My experience here comes from my oldest friend who at 14 made the decision that he wanted to transition (female to male). This was 16 years ago and it really wasn't widely talked about - certainly not something you saw on tv or social media. His mom struggled too but after counselling as a family realised that her child was still her child. He was so much happier once he started using his new name and embracing his real identity.
He's had top and bottom surgery which isn't something that all trans people do. It took a long time to get to that point and wasn't something he rushed in to. He's never going to be a tall man (5 ft 3) but I can assure you that nobody has ever picked on him for his size. Those who didn't know him before would never question his gender. Looking back now it's impossible to see him as anyone else.
Good luck OP - I'd suggest counselling as a starting point. Take it from there. Just remember that whatever you do here is for your child, it's ok for them to be whoever they feel comfortable being.
I don't have any experience or wise advice to share, but I recently read Far from the Tree by Andrew Solomon and there was a very empathetic and thought-provoking chapter in there about trans people/children and their families. It might be worth a read for you. (The whole book is a great read, in fact).
You're going to miss your daughter, but you have been asked to be a huge part of creating a new son. Giving him his new name! Anyway, could you have a bit of a goodbye session, have a reminisce about all the things you love and will miss about female child, and chat about how new male child will do things differently?? Soooo....pack up female clothes, be sad, but help pick out male wardrobe?? You don't have to hide your sadness, let your dd help you too, she has to help you transition into being a mum of a trans male, it's a journey.
You sound lovely OP. It's only the start of a journey, which may or may not end in transitioning. Counselling etc will explore whether transitioning is really the answer or whether the anxiety and dislocation being experienced is actually rooted in something else.

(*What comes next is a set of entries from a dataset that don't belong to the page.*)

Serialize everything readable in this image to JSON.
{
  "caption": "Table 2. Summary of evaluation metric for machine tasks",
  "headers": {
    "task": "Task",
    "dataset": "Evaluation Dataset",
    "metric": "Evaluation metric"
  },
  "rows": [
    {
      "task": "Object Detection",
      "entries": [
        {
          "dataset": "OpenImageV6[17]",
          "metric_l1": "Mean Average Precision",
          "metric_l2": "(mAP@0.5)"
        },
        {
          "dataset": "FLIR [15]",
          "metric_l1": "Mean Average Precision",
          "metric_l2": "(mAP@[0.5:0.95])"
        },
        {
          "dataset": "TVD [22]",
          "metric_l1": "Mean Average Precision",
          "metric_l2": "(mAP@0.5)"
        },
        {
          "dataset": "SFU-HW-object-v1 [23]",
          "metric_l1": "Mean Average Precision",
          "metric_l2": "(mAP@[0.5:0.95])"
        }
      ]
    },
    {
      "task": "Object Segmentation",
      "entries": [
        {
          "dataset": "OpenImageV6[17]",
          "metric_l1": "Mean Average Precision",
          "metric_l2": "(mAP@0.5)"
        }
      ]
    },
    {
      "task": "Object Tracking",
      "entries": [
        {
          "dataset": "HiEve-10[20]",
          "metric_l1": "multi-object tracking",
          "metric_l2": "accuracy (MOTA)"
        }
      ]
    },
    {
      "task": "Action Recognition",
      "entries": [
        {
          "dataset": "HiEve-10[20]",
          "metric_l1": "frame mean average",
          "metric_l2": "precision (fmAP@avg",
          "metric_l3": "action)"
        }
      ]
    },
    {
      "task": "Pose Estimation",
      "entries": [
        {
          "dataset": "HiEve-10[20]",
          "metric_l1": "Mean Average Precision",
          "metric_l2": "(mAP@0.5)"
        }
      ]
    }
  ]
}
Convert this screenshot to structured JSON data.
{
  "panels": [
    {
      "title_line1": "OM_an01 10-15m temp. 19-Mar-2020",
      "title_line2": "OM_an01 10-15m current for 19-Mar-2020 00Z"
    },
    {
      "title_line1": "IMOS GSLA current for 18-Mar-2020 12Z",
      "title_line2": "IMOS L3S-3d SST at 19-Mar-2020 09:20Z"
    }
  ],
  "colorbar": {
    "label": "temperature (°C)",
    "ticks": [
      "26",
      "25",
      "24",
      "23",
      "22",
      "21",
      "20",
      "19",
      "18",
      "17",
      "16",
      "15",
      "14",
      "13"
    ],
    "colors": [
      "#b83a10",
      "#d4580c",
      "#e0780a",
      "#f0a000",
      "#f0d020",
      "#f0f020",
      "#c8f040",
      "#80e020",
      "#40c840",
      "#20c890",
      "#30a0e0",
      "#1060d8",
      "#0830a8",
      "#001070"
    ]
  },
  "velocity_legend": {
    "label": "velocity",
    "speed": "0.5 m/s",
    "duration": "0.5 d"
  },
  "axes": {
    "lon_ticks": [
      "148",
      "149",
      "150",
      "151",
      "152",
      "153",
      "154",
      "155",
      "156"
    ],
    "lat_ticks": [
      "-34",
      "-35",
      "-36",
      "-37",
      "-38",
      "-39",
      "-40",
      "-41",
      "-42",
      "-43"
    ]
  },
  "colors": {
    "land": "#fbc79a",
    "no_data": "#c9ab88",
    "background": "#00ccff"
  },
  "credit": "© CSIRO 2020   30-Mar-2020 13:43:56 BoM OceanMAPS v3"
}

I think the concerns about future partners etc are valid to think about, but probably not something to raise now.
Personally I am sceptical about quite a lot of the current trans narrative (the lobbying to put violent criminals with penises in women's prisons with zero regard for women's safety, the horrifying notion that is the cotton ceiling etc), but that wouldn't stop me gently supporting someone in my life struggling with their identify.
I know that people don't choose to have gender dysphoria. I just don't accept that hormones and surgery are the only or best treatment for it.
I understand what you're saying op, it must be very difficult. As a pp mentioned it can't be made easier to deal with by the recently set narrative which dictates you must brightly and breezily accept gender dysphoria as though it is a positive thing for all it affects. And it isn't just the sufferer whose life it has an impact on, as your post clearly demonstrates.